Personal life
- Born: Abraham Löwy 8 December 1816 Aussee, Moravia, Austrian Empire
- Died: 21 May 1908 (aged 91) St John's Wood, London, United Kingdom
- Buried: Balls Pond Road Cemetery
- Spouse: Gertrude Lindenthal ​ ​(m. 1851; died 1879)​
- Children: Bella Löwy [Wikidata]; Ruth Gollancz (granddaughter); Gertrude Lowy (granddaughter);
- Education: University of Vienna

Religious life
- Religion: Judaism
- Denomination: Reform Judaism

Jewish leader
- Position: Minister (1842–1892)
- Synagogue: West London Synagogue
- Organisation: Anglo-Jewish Association

= Albert Löwy =

Moravian-born English Hebrew scholar and Reform rabbi

Albert Löwy (8 December 1816 – 21 May 1908) was a Moravian-born English Hebrew scholar and Reform rabbi.

==Biography==
He was born Abraham Löwy in Aussee, Moravia (now Úsov, Czech Republic), the eldest son of thirteen children of Leopold and Katty Löwy. He was named after his ancestor Rabbi Abraham Leipnik, who wrote in Hebrew an account of the destruction of the synagogue in Aussee in 1720. In 1822 his father left Aussee for Friedland, on the border of Silesia, where he owned a brewery. In 1829 Albert left home for schools in Leipzig, Jagendorf, and Olmütz, and eventually attended the University of Vienna, where he began a systematic study of Hebrew and Arabic.

Among his friends and fellow students there were Moritz Steinschneider and Abraham Benisch, with whom in 1838 he founded 'Die Einheit,' a proto-Zionist secret society of some two hundred students of the University, most of them Jews, who were endeavouring to promote the welfare of the Jews, one of their aims being to establish Jewish settlements in Palestine. In 1840 Löwy visited England to promote the society's aims (encountering mainly indifference), and there he settled for life. On the opening on 27 January 1842 of the reform West London Synagogue of British Jews, Löwy became one of the first two ministers; David Woolf Marks was the other. He ran the congregation's school, and with his colleague he edited the prayer-book of the new congregation, which he served until 1892.

In 1870, under the guidance of Löwy and Benisch, the Anglo-Jewish Association was formed in London to champion the cause of persecuted Jews and to promote Jewish education in the Middle East. In 1874 Löwy, after attending a Jewish conference at Königsberg on the Russo-Jewish question, was sent by the Anglo-Jewish Association on a secret mission to Russia.
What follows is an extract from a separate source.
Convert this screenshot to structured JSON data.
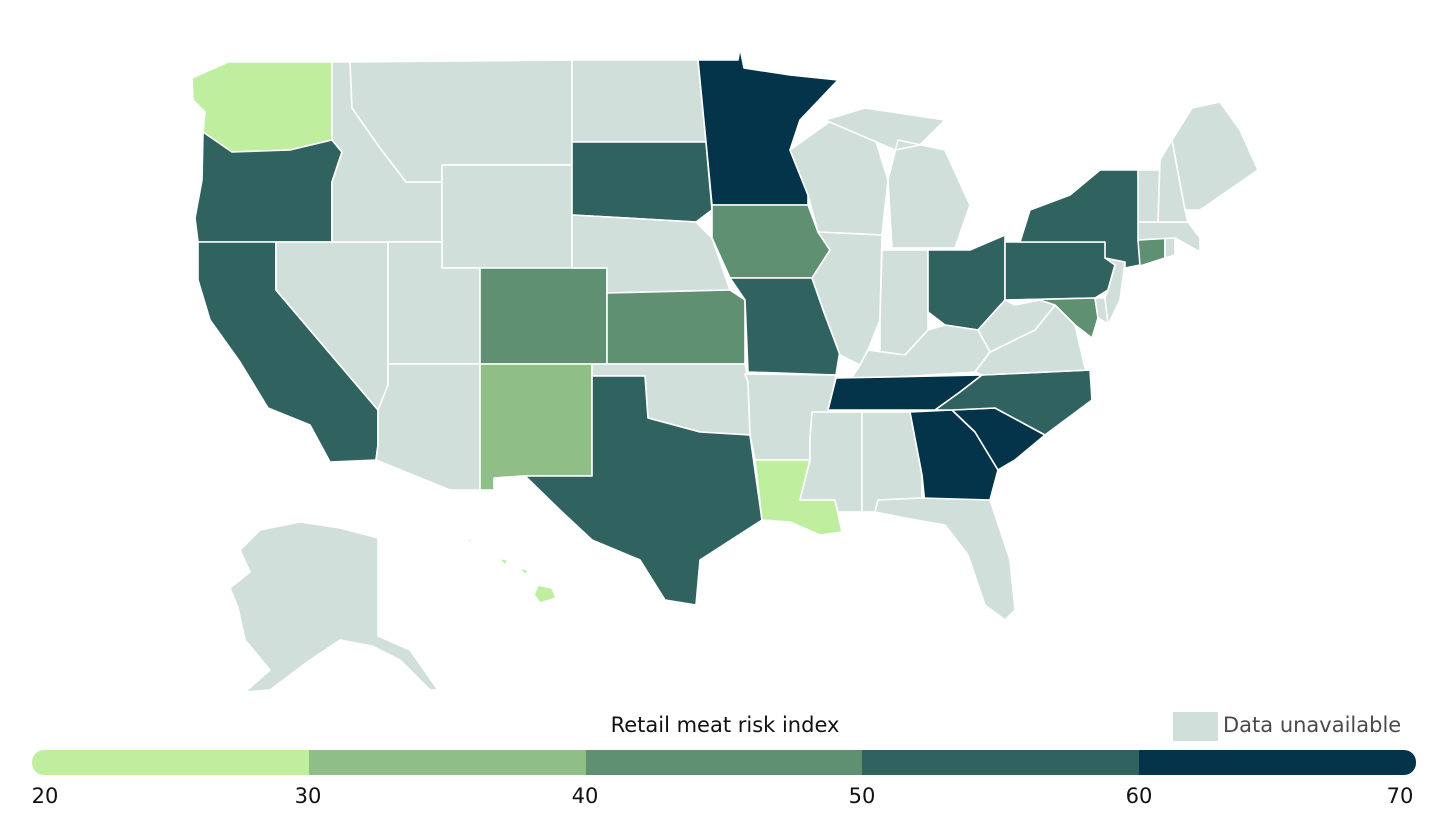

His report on the position of the Russian Jews was published as an appendix to the Annual Statement of the Anglo-Jewish Association for 1874. He also undertook a fact-finding mission to Constantinople in 1889, and stimulated Western Jewry's interest in the Bene Israel community of India. Lowy was secretary of the Association from 1875 until his resignation in 1889.

On 31 October 1892 he resigned his ministry at the West London Synagogue, but he took part in public affairs until his death in London on 21 May 1908. He was buried at the Balls Pond Road Cemetery of the West London Synagogue.

==Work==
Löwy's knowledge of Samaritan literature enabled him to collect and catalogue in 1872 the Samaritan manuscripts belonging to the Earl of Crawford, and in 1891 he completed his chief task as a scholar, the Catalogue of Hebraica and Judaica in the Library of the Corporation of the City of London. He engaged in the controversy over the Mesha Stele at the Louvre, the genuineness of which he contested. In 1903 he printed for private circulation A Critical Examination of the so-called Moabite Inscription in the Louvre. Löwy also won repute as a teacher of Hebrew, and among his pupils were Archibald Tait, archbishop of Canterbury, the Marquess of Bute, and Thomas Chenery, editor of The Times. He was a member of the council of the Society of Biblical Archaeology, and founded in 1870 the Society of Hebrew Literature (continued until 1877), and edited its publications. In 1893 the University of St Andrews conferred upon him the honorary degree of LL.D.

===Partial bibliography===
- "Miscellany of Hebrew Literature" (1872)
- "Form of Burial Service Used by the Members of the West London Synagogue of British Jews" (1882) With David Woolf Marks.
- "Memoir of Sir Francis Henry Goldsmid" (1882) With David Woolf Marks.
- "Catalogue of Hebracia and Judaica in the Library of the Corporation of the City of London" (1891)
- "Half a Century of Progress in the Knowledge and Practice of Judaism" (1893)
- "The Measure of Our Days: A Tri-lingual Song" (1897)
- "A critical examination of the so-called Moabite inscription in the Louvre" (1903) Published in German as Die Echtheit der moabitischen Inschrift im Louvre.
- "The Sufferings of the Jews during the Middle Ages" (1907) Translated from the German of Leopold Zunz.